Un iceberg del tamaño de Alicante se desprende de la Antártida

Imagen del iceberg desprendido. / NASA

El bloque de hielo, situado en la península Antártica, tiene una superficie de 5.800 kilómetros cuadrados y pesa un billón de toneladas

LUIS ALFONSO GÁMEZ

Un iceberg de un billón (un millón de millones) de toneladas flota en el océano Antártico. Bautizado como A68, se ha desprendido de la barrera de hielo Larsen C, en la costa oriental de la península Antártica. Tiene unos 5.800 kilómetros cuadrados -la superficie de la provincia de Alicante- y se separó de la plataforma helada entre el lunes y el miércoles, según ha informado el proyecto MIDAS, un programa de la universidad galesa de Swansea que investiga los efectos del cambio climático en la Antártida.

La fractura del iceberg, uno de los diez más grandes conocidos, fue confirmada ayer por imágenes del instrumento MODIS -una cámara-espectrómetro en el espectro óptico e infrarrojo- del satélite 'Aqua' de la NASA. La evolución de la grieta en el bloque de hielo había sido controlada durante el último año por los satélites 'Sentinel' de la Agencia Espacial Europea (ESA).

La pérdida de A68 supone una reducción de más del 12% en la plataforma helada Larsen C y ha cambiado para siempre el paisaje de esa zona del continente helado. Aunque la barrera volverá a crecer, los científicos creen que Larsen C será a partir de ahora menos estable y podría seguir los pasos de Larsen B que se desintegró casi totalmente en febrero de 2002, tras una fractura como la de hoy en 1995. «Aunque es algo natural, y no somos conscientes de ninguna conexión con el cambio climático provocado por el hombre, esto coloca a la plataforma en una posición muy vulnerable», ha indicado Martin O’Leary, glaciólogo e investigador del proyecto.

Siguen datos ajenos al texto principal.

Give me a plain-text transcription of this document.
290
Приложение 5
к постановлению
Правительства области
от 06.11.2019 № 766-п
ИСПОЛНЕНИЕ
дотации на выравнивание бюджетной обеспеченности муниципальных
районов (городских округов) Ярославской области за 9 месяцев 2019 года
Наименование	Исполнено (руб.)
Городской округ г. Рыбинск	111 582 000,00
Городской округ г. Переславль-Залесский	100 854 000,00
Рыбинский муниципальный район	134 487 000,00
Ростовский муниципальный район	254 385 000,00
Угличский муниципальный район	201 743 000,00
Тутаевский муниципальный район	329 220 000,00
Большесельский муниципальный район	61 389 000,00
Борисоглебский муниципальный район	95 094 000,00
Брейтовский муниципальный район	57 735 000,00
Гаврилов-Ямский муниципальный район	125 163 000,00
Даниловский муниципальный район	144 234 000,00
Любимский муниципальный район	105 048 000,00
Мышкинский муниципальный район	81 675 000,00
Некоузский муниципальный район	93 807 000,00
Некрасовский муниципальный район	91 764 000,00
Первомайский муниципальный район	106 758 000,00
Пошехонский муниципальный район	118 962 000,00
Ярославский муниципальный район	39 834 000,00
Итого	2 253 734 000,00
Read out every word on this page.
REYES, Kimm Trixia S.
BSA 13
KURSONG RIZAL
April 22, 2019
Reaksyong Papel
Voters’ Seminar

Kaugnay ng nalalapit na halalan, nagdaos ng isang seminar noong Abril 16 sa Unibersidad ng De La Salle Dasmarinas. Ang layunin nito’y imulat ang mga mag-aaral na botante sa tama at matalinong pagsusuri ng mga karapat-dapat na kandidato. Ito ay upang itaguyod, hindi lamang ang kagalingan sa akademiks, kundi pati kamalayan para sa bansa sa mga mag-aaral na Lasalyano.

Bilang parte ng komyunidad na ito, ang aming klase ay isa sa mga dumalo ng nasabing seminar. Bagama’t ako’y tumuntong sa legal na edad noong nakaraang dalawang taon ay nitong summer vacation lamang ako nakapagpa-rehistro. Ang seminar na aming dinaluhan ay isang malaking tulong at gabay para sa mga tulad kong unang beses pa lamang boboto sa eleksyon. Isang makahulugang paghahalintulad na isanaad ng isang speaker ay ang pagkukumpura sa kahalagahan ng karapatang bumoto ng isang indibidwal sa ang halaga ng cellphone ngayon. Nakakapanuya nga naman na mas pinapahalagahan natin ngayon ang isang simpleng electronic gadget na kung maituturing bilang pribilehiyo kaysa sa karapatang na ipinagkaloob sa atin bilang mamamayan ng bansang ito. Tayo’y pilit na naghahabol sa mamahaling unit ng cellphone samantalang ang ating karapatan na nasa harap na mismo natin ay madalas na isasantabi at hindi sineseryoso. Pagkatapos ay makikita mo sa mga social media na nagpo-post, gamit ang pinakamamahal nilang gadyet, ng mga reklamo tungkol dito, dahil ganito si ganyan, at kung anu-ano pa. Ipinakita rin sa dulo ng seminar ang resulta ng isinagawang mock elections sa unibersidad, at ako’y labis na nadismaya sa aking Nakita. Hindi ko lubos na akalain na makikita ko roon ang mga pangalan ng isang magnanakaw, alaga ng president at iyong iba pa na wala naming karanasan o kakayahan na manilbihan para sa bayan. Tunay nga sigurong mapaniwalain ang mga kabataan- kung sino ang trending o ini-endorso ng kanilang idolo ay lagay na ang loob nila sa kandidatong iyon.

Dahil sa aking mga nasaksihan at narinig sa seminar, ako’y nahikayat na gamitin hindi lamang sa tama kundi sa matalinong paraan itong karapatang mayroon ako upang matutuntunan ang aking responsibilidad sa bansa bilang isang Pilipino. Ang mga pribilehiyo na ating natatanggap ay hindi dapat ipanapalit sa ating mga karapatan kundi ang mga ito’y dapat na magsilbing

Evolución difícil de predecir

«Hemos estado anticipando esto durante meses, y nos ha sorprendido cuánto tiempo han tardado en abrirse los últimos kilómetros de la grieta. Vamos a seguir monitoreando tanto el impacto de esta fractura en la plataforma de hielo de Larsen C como el destino de este enorme iceberg», ha indicado Adrian Luckman, de la Universidad de Swansea e investigador principal de MIDAS. «Se trata de uno de los más grandes registrados y su futura evolución es difícil de predecir. Puede permanecer en una sola pieza, pero es más probable que se rompa en fragmentos. Parte del hielo puede permanecer en el área durante décadas, mientras que otras partes pueden derivar hacia el Norte, hacia aguas más cálidas», ha añadido el científico.

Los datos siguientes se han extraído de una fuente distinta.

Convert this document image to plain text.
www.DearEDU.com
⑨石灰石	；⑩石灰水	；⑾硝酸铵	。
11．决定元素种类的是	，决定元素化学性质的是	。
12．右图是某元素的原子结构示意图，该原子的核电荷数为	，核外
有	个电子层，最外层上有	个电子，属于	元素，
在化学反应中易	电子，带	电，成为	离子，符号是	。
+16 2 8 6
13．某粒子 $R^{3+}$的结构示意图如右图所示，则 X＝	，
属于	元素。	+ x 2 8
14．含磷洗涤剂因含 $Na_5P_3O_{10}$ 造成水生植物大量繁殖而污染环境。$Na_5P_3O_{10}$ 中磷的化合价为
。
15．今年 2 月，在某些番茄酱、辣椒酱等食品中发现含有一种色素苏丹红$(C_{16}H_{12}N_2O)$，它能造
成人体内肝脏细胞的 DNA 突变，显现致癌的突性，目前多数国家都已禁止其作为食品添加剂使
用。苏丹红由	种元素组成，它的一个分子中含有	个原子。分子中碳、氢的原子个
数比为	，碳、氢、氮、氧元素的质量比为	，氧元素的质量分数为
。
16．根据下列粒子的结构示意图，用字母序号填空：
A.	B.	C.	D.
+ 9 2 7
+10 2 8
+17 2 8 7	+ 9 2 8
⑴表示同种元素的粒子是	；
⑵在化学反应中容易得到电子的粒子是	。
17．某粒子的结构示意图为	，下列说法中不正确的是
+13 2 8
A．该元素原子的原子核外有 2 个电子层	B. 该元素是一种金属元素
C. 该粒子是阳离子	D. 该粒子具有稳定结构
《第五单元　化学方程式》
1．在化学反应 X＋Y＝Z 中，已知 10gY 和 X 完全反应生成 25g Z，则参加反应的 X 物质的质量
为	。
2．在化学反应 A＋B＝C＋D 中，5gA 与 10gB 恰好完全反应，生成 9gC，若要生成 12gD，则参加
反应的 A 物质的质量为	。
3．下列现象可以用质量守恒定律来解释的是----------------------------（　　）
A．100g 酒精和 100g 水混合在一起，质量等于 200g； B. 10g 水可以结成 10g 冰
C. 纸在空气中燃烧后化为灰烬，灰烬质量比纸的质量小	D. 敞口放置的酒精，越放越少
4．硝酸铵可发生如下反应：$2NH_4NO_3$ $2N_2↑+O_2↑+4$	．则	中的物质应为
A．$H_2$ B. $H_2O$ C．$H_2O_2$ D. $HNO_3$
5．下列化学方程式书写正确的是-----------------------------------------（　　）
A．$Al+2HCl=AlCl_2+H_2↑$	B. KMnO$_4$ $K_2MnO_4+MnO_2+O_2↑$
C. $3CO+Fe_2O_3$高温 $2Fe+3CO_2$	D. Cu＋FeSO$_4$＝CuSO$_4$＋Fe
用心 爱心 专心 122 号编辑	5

A pesar de su tamaño, el nuevo iceberg no tendrá ningún efecto en el nivel del mar, porque la plataforma de hielo Larsen C, que tiene un grosor de entre 200 y 600 metros, ya flota sobre el océano al borde de la península Antártica y por lo tanto no supone un aporte extra de agua. Al igual que un cubito de hielo que se derrite en un combinado no hace que suba el nivel de líquido en el vaso, un iceberg que se desprende de una masa de hielo ya flotante no hace que aumente el nivel del mar.